Was Frankreichs Autoren zu den Gelbwesten sagen

Eine friedliche Revolution von unten hat Macron seinen Landsleuten 2017 versprochen. 18 Monate später legen Gelbwesten das Land lahm. Zeitgenössische Schriftsteller überrascht das nicht. Sie hatten es vorhergesehen.

Auch Marianne, Frankreichs nationale Symbolfigur, kam beim Aufstand der Gelbwesten nicht ungeschoren davon. Letzte Woche wurde ihr ein Auge ausgeschlagen. Jüngst wurde sie mit Graffiti beschmiert. Die Gelbwesten, die sich in diesen Tagen an Kulturdenkmälern vergreifen und sogar den Triumphbogen mit Hammerschlägen bearbeiten, gehe es nicht darum, Kultur zu zerstören, sondern die dahinterstehende Staatsmacht zu treffen, glaubt die französische Schriftstellerin Annie Ernaux: „Wenn es wirklich die Gelbwesten waren [was nicht sicher ist, Anm. d.

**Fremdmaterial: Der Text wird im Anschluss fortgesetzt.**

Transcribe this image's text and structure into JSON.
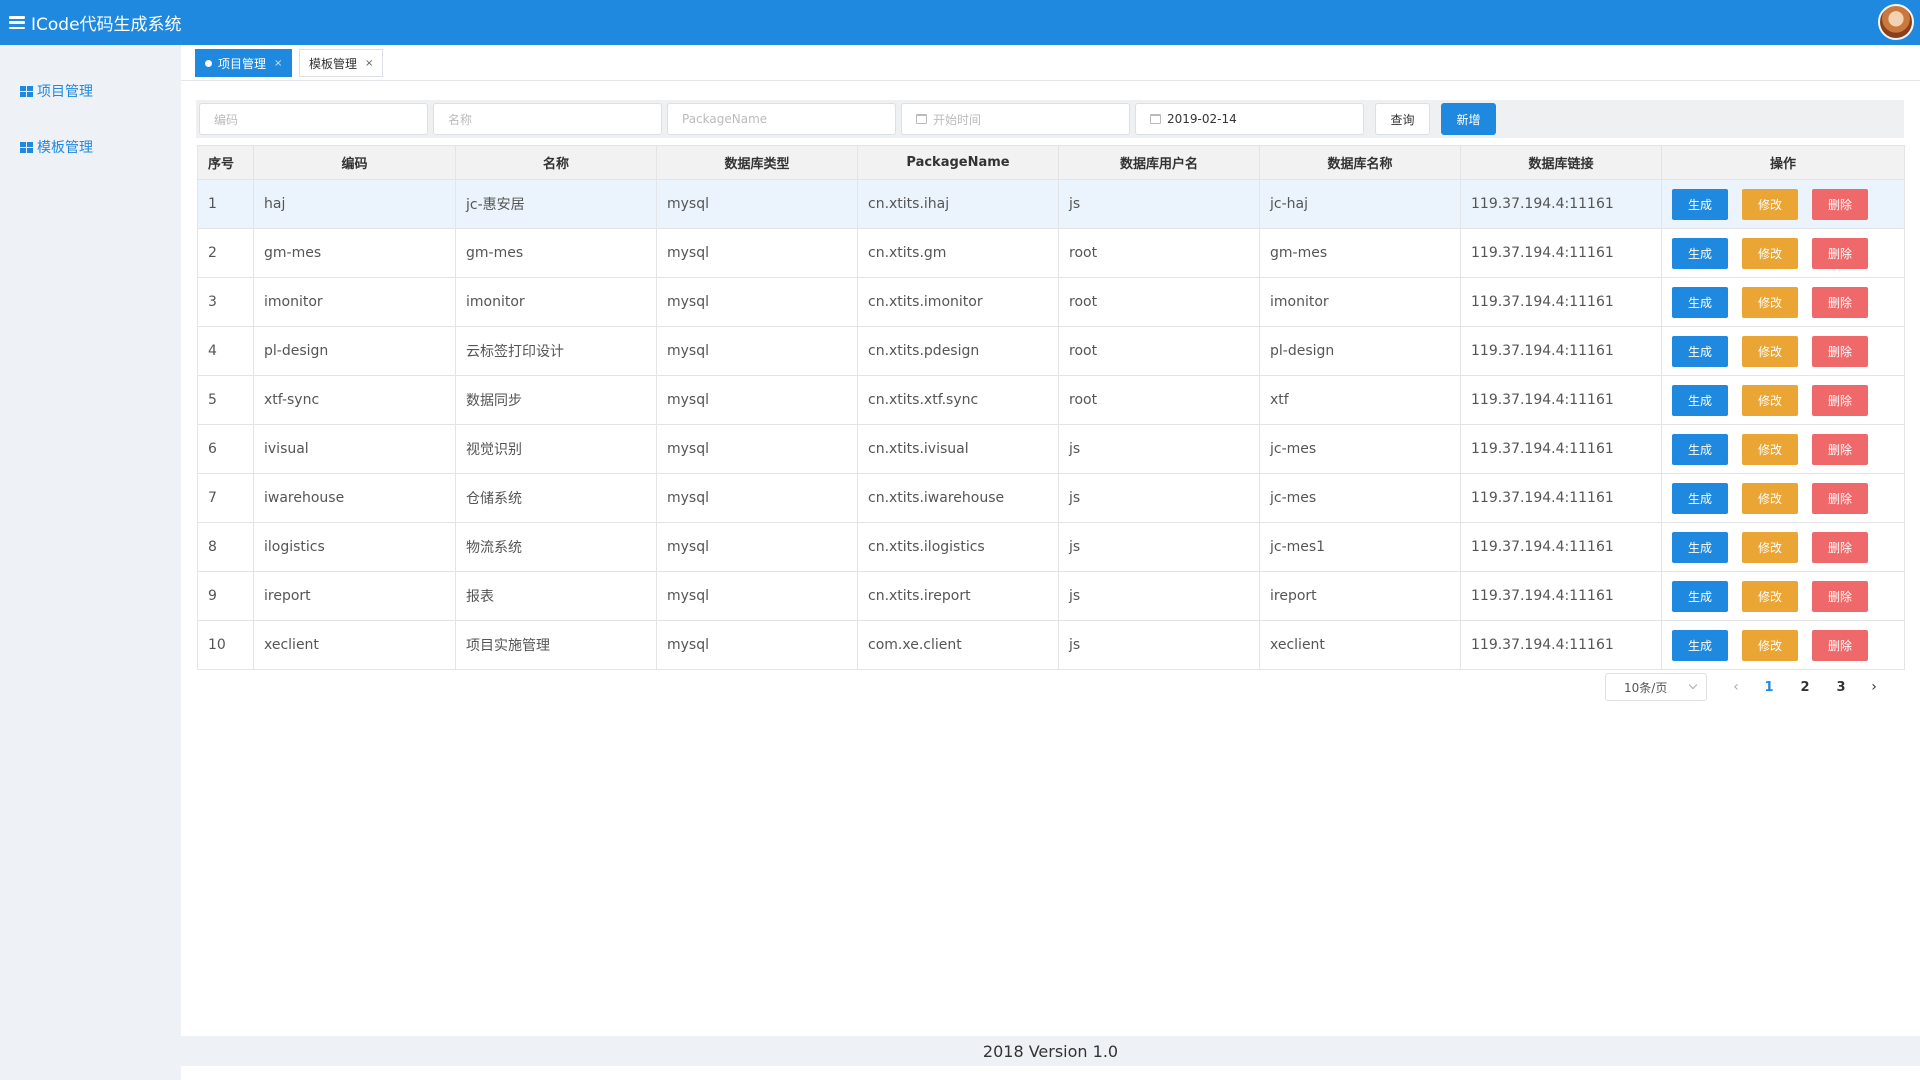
{
  "app": {
    "title": "ICode代码生成系统"
  },
  "sidebar": {
    "items": [
      {
        "label": "项目管理"
      },
      {
        "label": "模板管理"
      }
    ]
  },
  "tabs": [
    {
      "label": "项目管理",
      "active": true
    },
    {
      "label": "模板管理",
      "active": false
    }
  ],
  "search": {
    "code_placeholder": "编码",
    "name_placeholder": "名称",
    "package_placeholder": "PackageName",
    "start_placeholder": "开始时间",
    "end_value": "2019-02-14",
    "query_label": "查询",
    "add_label": "新增"
  },
  "table": {
    "headers": [
      "序号",
      "编码",
      "名称",
      "数据库类型",
      "PackageName",
      "数据库用户名",
      "数据库名称",
      "数据库链接",
      "操作"
    ],
    "rows": [
      [
        "1",
        "haj",
        "jc-惠安居",
        "mysql",
        "cn.xtits.ihaj",
        "js",
        "jc-haj",
        "119.37.194.4:11161"
      ],
      [
        "2",
        "gm-mes",
        "gm-mes",
        "mysql",
        "cn.xtits.gm",
        "root",
        "gm-mes",
        "119.37.194.4:11161"
      ],
      [
        "3",
        "imonitor",
        "imonitor",
        "mysql",
        "cn.xtits.imonitor",
        "root",
        "imonitor",
        "119.37.194.4:11161"
      ],
      [
        "4",
        "pl-design",
        "云标签打印设计",
        "mysql",
        "cn.xtits.pdesign",
        "root",
        "pl-design",
        "119.37.194.4:11161"
      ],
      [
        "5",
        "xtf-sync",
        "数据同步",
        "mysql",
        "cn.xtits.xtf.sync",
        "root",
        "xtf",
        "119.37.194.4:11161"
      ],
      [
        "6",
        "ivisual",
        "视觉识别",
        "mysql",
        "cn.xtits.ivisual",
        "js",
        "jc-mes",
        "119.37.194.4:11161"
      ],
      [
        "7",
        "iwarehouse",
        "仓储系统",
        "mysql",
        "cn.xtits.iwarehouse",
        "js",
        "jc-mes",
        "119.37.194.4:11161"
      ],
      [
        "8",
        "ilogistics",
        "物流系统",
        "mysql",
        "cn.xtits.ilogistics",
        "js",
        "jc-mes1",
        "119.37.194.4:11161"
      ],
      [
        "9",
        "ireport",
        "报表",
        "mysql",
        "cn.xtits.ireport",
        "js",
        "ireport",
        "119.37.194.4:11161"
      ],
      [
        "10",
        "xeclient",
        "项目实施管理",
        "mysql",
        "com.xe.client",
        "js",
        "xeclient",
        "119.37.194.4:11161"
      ]
    ],
    "actions": {
      "generate": "生成",
      "edit": "修改",
      "delete": "删除"
    }
  },
  "pagination": {
    "page_size": "10条/页",
    "pages": [
      "1",
      "2",
      "3"
    ],
    "current": "1"
  },
  "footer": {
    "text": "2018 Version 1.0"
  },
  "colors": {
    "primary": "#1e89de",
    "warning": "#eba534",
    "danger": "#f0696a"
  }
}
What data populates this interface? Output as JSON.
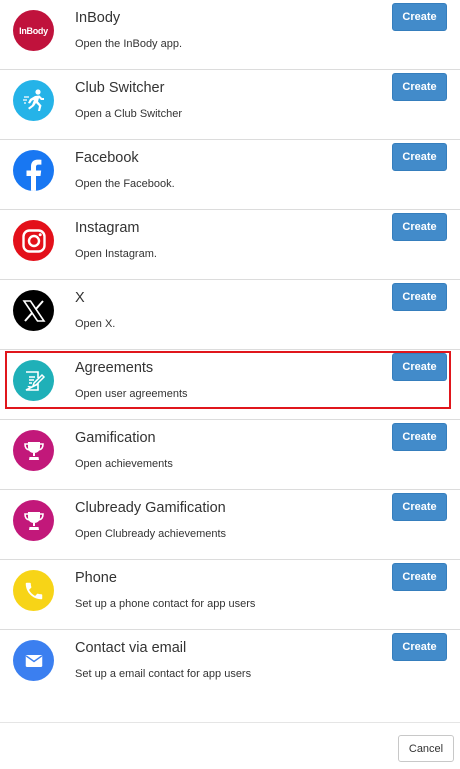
{
  "button_label": "Create",
  "items": [
    {
      "title": "InBody",
      "description": "Open the InBody app.",
      "icon": "inbody-logo-icon",
      "icon_text": "InBody",
      "color": "#c0123c"
    },
    {
      "title": "Club Switcher",
      "description": "Open a Club Switcher",
      "icon": "running-person-icon",
      "color": "#25b3e8"
    },
    {
      "title": "Facebook",
      "description": "Open the Facebook.",
      "icon": "facebook-icon",
      "color": "#1877f2"
    },
    {
      "title": "Instagram",
      "description": "Open Instagram.",
      "icon": "instagram-icon",
      "color": "#e3101a"
    },
    {
      "title": "X",
      "description": "Open X.",
      "icon": "x-logo-icon",
      "color": "#000000"
    },
    {
      "title": "Agreements",
      "description": "Open user agreements",
      "icon": "document-sign-icon",
      "color": "#1fb0b8",
      "highlighted": true
    },
    {
      "title": "Gamification",
      "description": "Open achievements",
      "icon": "trophy-icon",
      "color": "#c2187a"
    },
    {
      "title": "Clubready Gamification",
      "description": "Open Clubready achievements",
      "icon": "trophy-icon",
      "color": "#c2187a"
    },
    {
      "title": "Phone",
      "description": "Set up a phone contact for app users",
      "icon": "phone-icon",
      "color": "#f7d417"
    },
    {
      "title": "Contact via email",
      "description": "Set up a email contact for app users",
      "icon": "envelope-icon",
      "color": "#3b7ff0"
    }
  ],
  "footer": {
    "cancel_label": "Cancel"
  }
}
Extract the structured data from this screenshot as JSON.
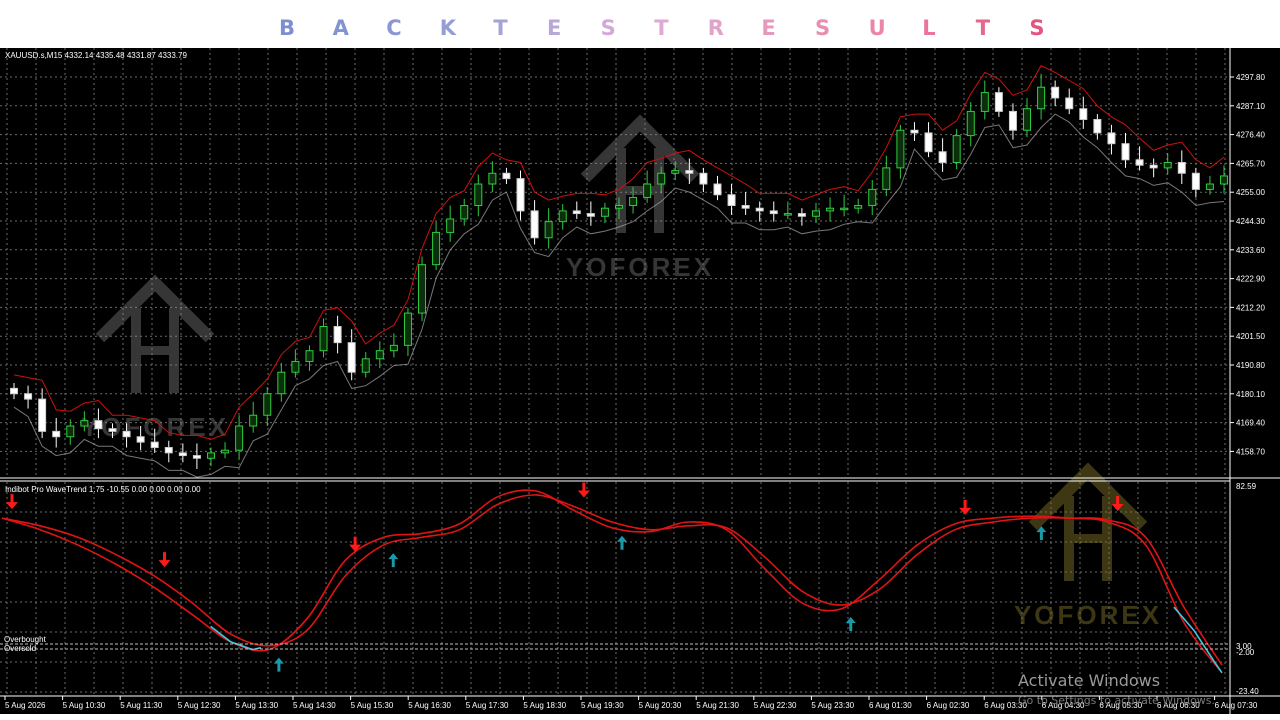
{
  "banner": {
    "letters": [
      {
        "char": "B",
        "color": "#7d8fd0"
      },
      {
        "char": "A",
        "color": "#8293d2"
      },
      {
        "char": "C",
        "color": "#8a97d4"
      },
      {
        "char": "K",
        "color": "#949dd6"
      },
      {
        "char": "T",
        "color": "#a3a3d8"
      },
      {
        "char": "E",
        "color": "#b8a8d8"
      },
      {
        "char": "S",
        "color": "#d3a9d8"
      },
      {
        "char": "T",
        "color": "#e0a8d4"
      },
      {
        "char": "R",
        "color": "#e2a3c8"
      },
      {
        "char": "E",
        "color": "#e59abd"
      },
      {
        "char": "S",
        "color": "#e88eb0"
      },
      {
        "char": "U",
        "color": "#ea86a6"
      },
      {
        "char": "L",
        "color": "#e9769a"
      },
      {
        "char": "T",
        "color": "#e6668c"
      },
      {
        "char": "S",
        "color": "#e2557e"
      }
    ]
  },
  "main_chart": {
    "info": "XAUUSD.s,M15  4332.14 4335.48 4331.87 4333.79",
    "price_ticks": [
      "4297.80",
      "4287.10",
      "4276.40",
      "4265.70",
      "4255.00",
      "4244.30",
      "4233.60",
      "4222.90",
      "4212.20",
      "4201.50",
      "4190.80",
      "4180.10",
      "4169.40",
      "4158.70"
    ]
  },
  "indicator": {
    "info": "Indibot Pro WaveTrend 1.75 -10.55 0.00 0.00 0.00 0.00",
    "axis_ticks": [
      "82.59",
      "3.00",
      "-2.00",
      "-23.40"
    ],
    "overbought_label": "Overbought",
    "oversold_label": "Oversold"
  },
  "time_axis": [
    "5 Aug 2026",
    "5 Aug 10:30",
    "5 Aug 11:30",
    "5 Aug 12:30",
    "5 Aug 13:30",
    "5 Aug 14:30",
    "5 Aug 15:30",
    "5 Aug 16:30",
    "5 Aug 17:30",
    "5 Aug 18:30",
    "5 Aug 19:30",
    "5 Aug 20:30",
    "5 Aug 21:30",
    "5 Aug 22:30",
    "5 Aug 23:30",
    "6 Aug 01:30",
    "6 Aug 02:30",
    "6 Aug 03:30",
    "6 Aug 04:30",
    "6 Aug 05:30",
    "6 Aug 06:30",
    "6 Aug 07:30"
  ],
  "watermark": {
    "text": "YOFOREX"
  },
  "os_notice": {
    "title": "Activate Windows",
    "subtitle": "Go to Settings to activate Windows."
  },
  "colors": {
    "bull_candle": "#0a2f0a",
    "bull_border": "#2ecc40",
    "bear_candle": "#ffffff",
    "envelope": "#d01010",
    "wavetrend": "#e01414",
    "wavetrend_low": "#40c8e0",
    "arrow_sell": "#ff1a1a",
    "arrow_buy": "#1a9aa8",
    "grid": "#6b6b6b"
  },
  "chart_data": {
    "type": "candlestick",
    "symbol": "XAUUSD.s",
    "timeframe": "M15",
    "ylim": [
      4150,
      4305
    ],
    "close_path": [
      4180,
      4178,
      4166,
      4164,
      4168,
      4170,
      4167,
      4166,
      4164,
      4162,
      4160,
      4158,
      4157,
      4156,
      4158,
      4159,
      4168,
      4172,
      4180,
      4188,
      4192,
      4196,
      4205,
      4199,
      4188,
      4193,
      4196,
      4198,
      4210,
      4228,
      4240,
      4245,
      4250,
      4258,
      4262,
      4260,
      4248,
      4238,
      4244,
      4248,
      4247,
      4246,
      4249,
      4250,
      4253,
      4258,
      4262,
      4263,
      4262,
      4258,
      4254,
      4250,
      4249,
      4248,
      4247,
      4247,
      4246,
      4248,
      4249,
      4249,
      4250,
      4256,
      4264,
      4278,
      4277,
      4270,
      4266,
      4276,
      4285,
      4292,
      4285,
      4278,
      4286,
      4294,
      4290,
      4286,
      4282,
      4277,
      4273,
      4267,
      4265,
      4264,
      4266,
      4262,
      4256,
      4258,
      4261
    ],
    "wavetrend": {
      "range": [
        -23.4,
        82.59
      ],
      "overbought": 3.0,
      "oversold": -2.0,
      "wt1": [
        66,
        60,
        52,
        42,
        30,
        16,
        2,
        -2,
        14,
        44,
        56,
        58,
        63,
        77,
        80,
        70,
        61,
        59,
        64,
        60,
        40,
        22,
        19,
        34,
        52,
        63,
        66,
        67,
        66,
        64,
        52,
        12,
        -14
      ],
      "wt2": [
        66,
        62,
        56,
        47,
        36,
        22,
        6,
        0,
        8,
        36,
        52,
        56,
        60,
        73,
        78,
        72,
        64,
        60,
        62,
        61,
        46,
        28,
        21,
        29,
        47,
        60,
        64,
        66,
        66,
        65,
        56,
        20,
        -10
      ],
      "sell_signals": [
        0,
        4,
        9,
        15,
        25,
        29
      ],
      "buy_signals": [
        7,
        10,
        16,
        22,
        27
      ]
    }
  }
}
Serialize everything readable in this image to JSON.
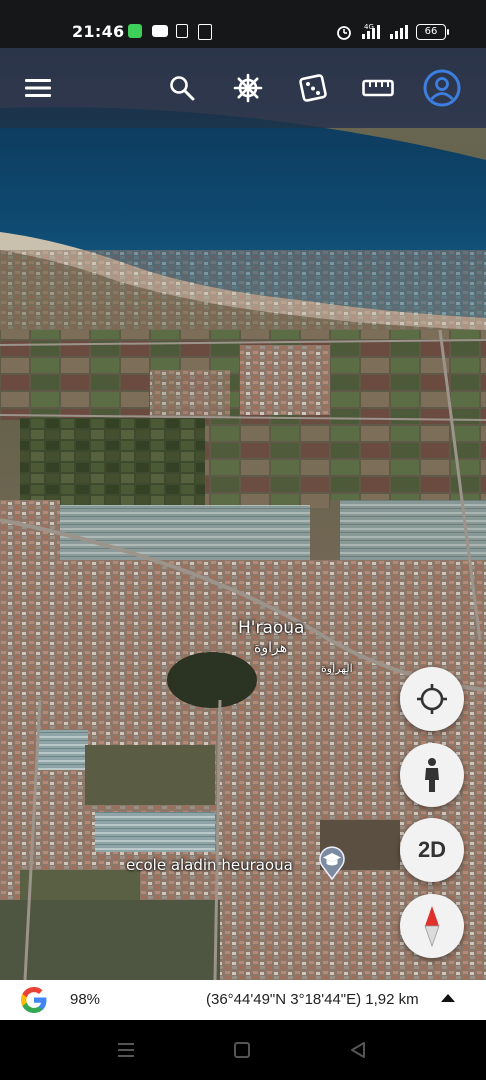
{
  "status_bar": {
    "time": "21:46",
    "battery": "66",
    "icons": [
      "messaging-icon",
      "video-icon",
      "sim-icon",
      "clipboard-icon",
      "alarm-icon",
      "4g-signal-icon",
      "signal-icon",
      "battery-icon"
    ]
  },
  "toolbar": {
    "icons": [
      "menu-icon",
      "search-icon",
      "voyager-wheel-icon",
      "dice-icon",
      "ruler-icon",
      "account-icon"
    ],
    "accent": "#3d7fe0"
  },
  "map": {
    "place_name": "H'raoua",
    "place_name_arabic": "هراوة",
    "road_label": "الهراوة",
    "school_label": "ecole aladin heuraoua",
    "school_icon": "graduation-cap-icon"
  },
  "fabs": {
    "locate_icon": "crosshair-icon",
    "street_view_icon": "pegman-icon",
    "view_mode_label": "2D",
    "compass_icon": "compass-icon"
  },
  "info_bar": {
    "logo": "google-logo-icon",
    "zoom": "98%",
    "coordinates": "(36°44'49\"N 3°18'44\"E) 1,92 km",
    "expand_icon": "caret-up-icon"
  },
  "nav_bar": {
    "icons": [
      "recent-apps-icon",
      "home-icon",
      "back-icon"
    ]
  }
}
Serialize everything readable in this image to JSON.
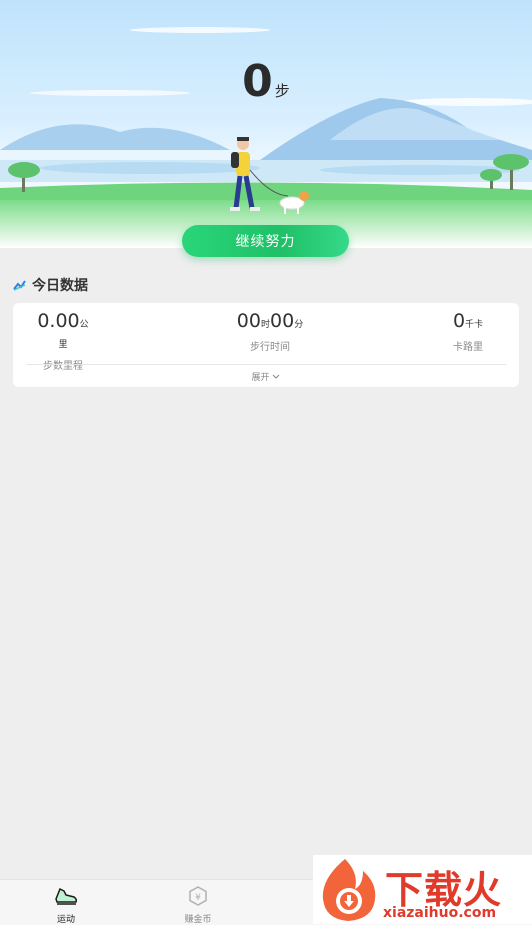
{
  "hero": {
    "steps_value": "0",
    "steps_unit": "步",
    "cta_label": "继续努力"
  },
  "today": {
    "title": "今日数据",
    "stats": [
      {
        "value": "0.00",
        "unit": "公里",
        "label": "步数里程"
      },
      {
        "value_h": "00",
        "unit_h": "时",
        "value_m": "00",
        "unit_m": "分",
        "label": "步行时间"
      },
      {
        "value": "0",
        "unit": "千卡",
        "label": "卡路里"
      }
    ],
    "expand_label": "展开"
  },
  "tabs": [
    {
      "label": "运动",
      "icon": "shoe-icon",
      "active": true
    },
    {
      "label": "赚金币",
      "icon": "coin-icon",
      "active": false
    }
  ],
  "watermark": {
    "text": "下载火",
    "url": "xiazaihuo.com"
  },
  "colors": {
    "accent": "#1fc067",
    "text": "#333333",
    "muted": "#8a8a8a"
  }
}
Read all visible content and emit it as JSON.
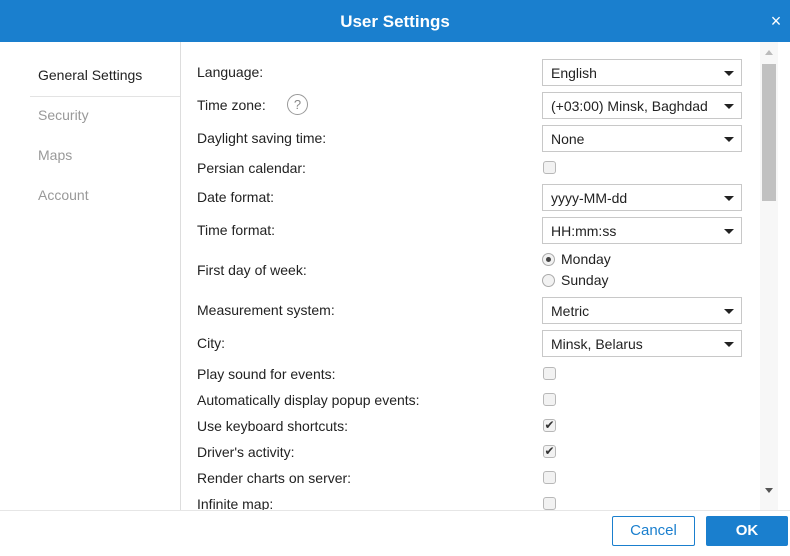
{
  "window": {
    "title": "User Settings",
    "close_glyph": "×"
  },
  "sidebar": {
    "items": [
      {
        "label": "General Settings",
        "active": true
      },
      {
        "label": "Security",
        "active": false
      },
      {
        "label": "Maps",
        "active": false
      },
      {
        "label": "Account",
        "active": false
      }
    ]
  },
  "settings": {
    "language": {
      "label": "Language:",
      "value": "English"
    },
    "timezone": {
      "label": "Time zone:",
      "value": "(+03:00) Minsk, Baghdad",
      "help": "?"
    },
    "dst": {
      "label": "Daylight saving time:",
      "value": "None"
    },
    "persian": {
      "label": "Persian calendar:",
      "checked": false
    },
    "date_format": {
      "label": "Date format:",
      "value": "yyyy-MM-dd"
    },
    "time_format": {
      "label": "Time format:",
      "value": "HH:mm:ss"
    },
    "first_day": {
      "label": "First day of week:",
      "options": [
        "Monday",
        "Sunday"
      ],
      "selected": "Monday"
    },
    "measurement": {
      "label": "Measurement system:",
      "value": "Metric"
    },
    "city": {
      "label": "City:",
      "value": "Minsk, Belarus"
    },
    "play_sound": {
      "label": "Play sound for events:",
      "checked": false
    },
    "auto_popup": {
      "label": "Automatically display popup events:",
      "checked": false
    },
    "keyboard": {
      "label": "Use keyboard shortcuts:",
      "checked": true
    },
    "driver": {
      "label": "Driver's activity:",
      "checked": true
    },
    "render_charts": {
      "label": "Render charts on server:",
      "checked": false
    },
    "infinite_map": {
      "label": "Infinite map:",
      "checked": false
    }
  },
  "footer": {
    "cancel_label": "Cancel",
    "ok_label": "OK"
  },
  "colors": {
    "accent": "#1a7fce"
  }
}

Red.], wollen sie damit vermutlich sagen: Die Republik ist nicht gut zu uns – sie lässt uns im Stich“, sagte sie der Wochenzeitung „Die Zeit“.

Im Stich gelassen fühlten sich die Franzosen im Laufe ihrer Geschichte schon oft. 1789 begann mit der Zerstörung der Bastille die Französische Revolution. Sie entzündete sich damals an der Anhebung des Brotpreises. Diesmal begann alles mit der angekündigten Erhöhung des Benzinpreises. Und wieder ist es ein Aufstand der Armen gegen die Elite. Es sind Lastwagenfahrer, Krankenschwestern und Landwirte, die auf die Straße gehen und gegen soziale Ungerechtigkeit protestieren.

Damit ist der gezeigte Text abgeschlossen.